Supertalent season 4 finalists
| Contestant | Act | Place |
|---|---|---|
| Tomi Mihićinac | Stunts | 13th |
| A.K.A Crescendo | A cappella singing | 12th |
| Devin Juraj | Dancer | 11th |
| Dance group Brutala | Dancing | 10th |
| Step 'n' Jazz Dubrovnik | Dancing/Step | 9th |
| Lana & Vicky | Dog training | 8th |
| Petar Bruno Basić | Poledance | Winner |
| Jelena Znaor | Hula-Hoop | 7th |
| Luka Pirić | Rubik's cube solving | 6th |
| Malci | Dancing | 5th |
| Stjepan Magdić | Harmonica | 4th |
| Erik Balija | Singing | 3rd |
| Transform Crew | Dancing | 2nd |

===Season 5 (2017)===
The fifth season premiered in September 2017 and ended in December 2017. Dancers Emil and Mateja won.

===Season 6 (2018)===
The sixth season premiered on 24 September 2018 and ended in December 2018. The winner was Denis Barta.

===Season 7 (2019)===
The seventh season premiered in September 2019 and ended in December 2019. The winner was the dance club Transform Crew.

===Season 8 (2021)===
The eighth season started in September 2021 and ended in December 2021. The winner was Anatacha Filimone.

===Season 9 (2022)===
The ninth season started on 24 September 2022, and ended on 18 December 2022. The winner was Magic Leon.

===Season 10 (2023)===
Nova TV announced the tenth season in September 2023. The season aired between 24 September 2023 and 24 December 2023. The winner was Chriztel Renae Aceveda.
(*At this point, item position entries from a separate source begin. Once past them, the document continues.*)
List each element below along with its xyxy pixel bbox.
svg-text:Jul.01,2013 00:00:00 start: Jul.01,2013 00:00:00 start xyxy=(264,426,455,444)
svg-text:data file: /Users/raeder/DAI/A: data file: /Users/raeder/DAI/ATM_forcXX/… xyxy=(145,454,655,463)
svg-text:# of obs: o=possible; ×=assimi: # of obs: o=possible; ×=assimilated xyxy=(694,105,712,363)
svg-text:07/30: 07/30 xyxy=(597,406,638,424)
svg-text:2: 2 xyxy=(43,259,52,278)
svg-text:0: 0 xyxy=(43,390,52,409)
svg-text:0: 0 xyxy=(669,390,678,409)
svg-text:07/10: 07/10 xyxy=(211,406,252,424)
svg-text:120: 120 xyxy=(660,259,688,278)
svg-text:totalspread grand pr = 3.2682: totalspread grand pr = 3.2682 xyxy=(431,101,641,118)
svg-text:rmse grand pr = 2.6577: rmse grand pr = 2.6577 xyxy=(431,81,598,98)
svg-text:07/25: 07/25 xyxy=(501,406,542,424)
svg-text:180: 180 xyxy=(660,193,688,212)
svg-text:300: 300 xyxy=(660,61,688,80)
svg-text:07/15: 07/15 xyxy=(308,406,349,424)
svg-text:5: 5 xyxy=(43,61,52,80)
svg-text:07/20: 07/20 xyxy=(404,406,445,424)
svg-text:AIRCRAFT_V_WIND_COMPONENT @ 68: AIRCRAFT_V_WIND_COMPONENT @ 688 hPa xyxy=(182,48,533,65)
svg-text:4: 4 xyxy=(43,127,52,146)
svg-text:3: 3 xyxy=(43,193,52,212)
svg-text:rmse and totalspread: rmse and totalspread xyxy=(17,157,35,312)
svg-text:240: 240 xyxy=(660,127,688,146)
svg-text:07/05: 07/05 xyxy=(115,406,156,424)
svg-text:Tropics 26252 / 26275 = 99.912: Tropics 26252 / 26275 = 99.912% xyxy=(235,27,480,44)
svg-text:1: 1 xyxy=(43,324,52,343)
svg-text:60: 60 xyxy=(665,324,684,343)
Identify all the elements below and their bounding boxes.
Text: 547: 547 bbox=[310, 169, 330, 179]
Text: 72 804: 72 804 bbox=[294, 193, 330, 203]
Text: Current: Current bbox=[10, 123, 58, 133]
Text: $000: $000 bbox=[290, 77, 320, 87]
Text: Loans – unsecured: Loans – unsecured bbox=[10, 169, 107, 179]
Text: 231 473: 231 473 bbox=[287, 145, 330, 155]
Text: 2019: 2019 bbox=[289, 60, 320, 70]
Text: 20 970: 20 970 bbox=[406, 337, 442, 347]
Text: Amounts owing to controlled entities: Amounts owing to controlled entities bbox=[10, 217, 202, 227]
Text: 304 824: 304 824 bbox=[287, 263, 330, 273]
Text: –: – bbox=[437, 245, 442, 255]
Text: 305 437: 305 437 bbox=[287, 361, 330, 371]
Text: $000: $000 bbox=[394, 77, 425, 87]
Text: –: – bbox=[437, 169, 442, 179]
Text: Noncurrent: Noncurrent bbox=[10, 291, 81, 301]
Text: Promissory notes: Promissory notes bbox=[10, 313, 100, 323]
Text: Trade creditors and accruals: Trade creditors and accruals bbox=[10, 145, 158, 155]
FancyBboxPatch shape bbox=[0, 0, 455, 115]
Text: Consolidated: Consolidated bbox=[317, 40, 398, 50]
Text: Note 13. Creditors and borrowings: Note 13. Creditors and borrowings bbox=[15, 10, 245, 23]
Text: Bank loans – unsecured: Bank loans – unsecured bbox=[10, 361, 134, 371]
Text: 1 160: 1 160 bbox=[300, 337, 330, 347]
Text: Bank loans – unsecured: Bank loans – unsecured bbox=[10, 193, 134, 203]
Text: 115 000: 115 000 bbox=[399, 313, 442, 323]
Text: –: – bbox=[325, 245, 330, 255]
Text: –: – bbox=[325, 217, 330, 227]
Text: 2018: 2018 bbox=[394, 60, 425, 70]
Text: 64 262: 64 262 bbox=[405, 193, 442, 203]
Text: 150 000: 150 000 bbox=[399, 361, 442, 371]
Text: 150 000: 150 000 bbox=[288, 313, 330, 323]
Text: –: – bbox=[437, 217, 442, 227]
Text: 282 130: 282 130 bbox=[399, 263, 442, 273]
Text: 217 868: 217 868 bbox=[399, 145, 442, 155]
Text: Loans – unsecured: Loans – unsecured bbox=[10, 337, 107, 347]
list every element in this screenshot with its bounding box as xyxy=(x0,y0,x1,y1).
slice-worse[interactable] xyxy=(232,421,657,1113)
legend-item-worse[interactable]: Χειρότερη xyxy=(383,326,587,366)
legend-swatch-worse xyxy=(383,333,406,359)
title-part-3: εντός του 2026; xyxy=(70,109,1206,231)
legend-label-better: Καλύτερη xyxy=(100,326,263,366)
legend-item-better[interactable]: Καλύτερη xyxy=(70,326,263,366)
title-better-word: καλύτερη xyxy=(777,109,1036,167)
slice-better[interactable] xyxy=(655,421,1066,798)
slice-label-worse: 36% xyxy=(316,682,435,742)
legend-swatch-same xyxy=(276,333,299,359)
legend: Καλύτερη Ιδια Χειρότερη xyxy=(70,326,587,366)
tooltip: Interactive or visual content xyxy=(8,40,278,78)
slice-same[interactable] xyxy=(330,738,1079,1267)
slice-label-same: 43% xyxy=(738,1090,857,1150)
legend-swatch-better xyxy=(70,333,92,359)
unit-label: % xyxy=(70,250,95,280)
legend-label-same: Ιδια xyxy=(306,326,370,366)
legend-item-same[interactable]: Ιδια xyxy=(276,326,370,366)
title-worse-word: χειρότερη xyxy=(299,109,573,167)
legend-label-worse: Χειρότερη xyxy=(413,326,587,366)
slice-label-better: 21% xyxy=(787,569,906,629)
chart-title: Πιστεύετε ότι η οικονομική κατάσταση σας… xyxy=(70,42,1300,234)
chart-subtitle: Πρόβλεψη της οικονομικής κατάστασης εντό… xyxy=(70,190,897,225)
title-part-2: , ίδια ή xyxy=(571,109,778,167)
Supertalent season 10 finalists
| Contestant | Act | Place |
|---|---|---|
| Force Celje | Dancing | Unknown |
| Vladyslava Kushnir | Dancing | Unknown |
| Chriztel Renae Aceveda | Singing | Winner |
| Ena Nižić | Singing | Unknown |
| Karyna Zubal | Dancing | Unknown |
| Emina Bajtarević | Singing | 2nd |
| Andi Ismaili | Dancing | Unknown |
| Crowd Control (Sonja and Jan) | Variety | 3rd |
| Jay Dance Studio | Dancing | Unknown |
| Tijana Divac i Marko Haos | Variety | Unknown |
| Ana Dorušak | Singing | Unknown |
| Paula Jeličić - Pumah | Dancing | Unknown |

===Season 11 (2024)===
The eleventh season premiered on 29 September 2024. Tamia Šeme won by earning more than 47% of the viewers' votes.

===Season 12 (2025)===
The twelfth season premiered on 28 September 2025. The season was won by Duo Turkeev & Kids.

===Season 13 (2026)===
The thirteenth season premiered on 27 September 2026 on Nova TV, with the episodes released a day earlier on Nova Play.